Problems with Pig / Ideas for PigRomance
- Tuples take up too much memory
The default tuple class takes up a minimum of 96 bytes even for an empty tuple, and uses inefficient Integer, Float, etc. objects instead of primitives. I think you had done some work on code gen for efficient tuple classes, but it didn't seem to be fully integrated into all parts of the pipeline. If you could get this working for PigRomance, it could avoid a lot of spills, and make local mode especially faster.
One instance where it might be worth using extra memory though could be to append an int/long field to every schema that would store a precomputed hashcode (taking advantage of immutability).

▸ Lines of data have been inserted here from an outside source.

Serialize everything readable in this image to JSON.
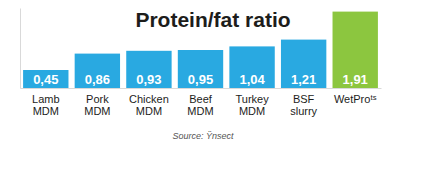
{
  "chart_data": {
    "type": "bar",
    "title": "Protein/fat ratio",
    "categories": [
      "Lamb MDM",
      "Pork MDM",
      "Chicken MDM",
      "Beef MDM",
      "Turkey MDM",
      "BSF slurry",
      "WetProᵗˢ"
    ],
    "values": [
      0.45,
      0.86,
      0.93,
      0.95,
      1.04,
      1.21,
      1.91
    ],
    "value_labels": [
      "0,45",
      "0,86",
      "0,93",
      "0,95",
      "1,04",
      "1,21",
      "1,91"
    ],
    "colors": [
      "#29a9e1",
      "#29a9e1",
      "#29a9e1",
      "#29a9e1",
      "#29a9e1",
      "#29a9e1",
      "#8cc63f"
    ],
    "ylim": [
      0,
      2
    ],
    "data_labels": true,
    "tick_labels": "x",
    "annotations": [
      "Source: Ÿnsect"
    ]
  }
}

- Even if everything can fit into memory, MapReduce spills to disk after each job
I think some people are working on porting Pig to Tez which should avoid this. I'd much rather see a Pig that compiles to Tez or Spark than vanilla MR.
- The Pig unit tests are slow, redundant, confusing, and leave files laying around
They take literally hours to run. Ugh.
- It'd be nice to have optional fast local mode that's not tied to MR/Tez/whatever
I've been using Pig a lot for code that I'm never going to need to run on a cluster, because I find it easier than working with libraries like pandas in python. It'd be nice if there were a light-weight local mode (in addition to the faux-distributed local mode) that doesn't bother simulating the distributed systems and just runs as fast as possible on one machine. It'd also be a good test of the abstraction of the physical layer--if a fast local mode is non-trivial to implement, then I think that's a sign that the abstraction is leaky.
- Sparse aggregations are very slow
By "sparse aggregation", I mean group-by where most of the groups have only one record, but a few have more than one, and some aggregation needs to be done on those. A "sparse group-by" operator that acts more like distinct would be cool to have.
- It's hard to use the distributed cache (and impossible to test in local mode)
I'd like syntax where you could say "cache my_relation using my.func()" where my.func() takes the relation as a DataBag and returns an Object to be cached. Then it'd be made accessible to UDFs somehow.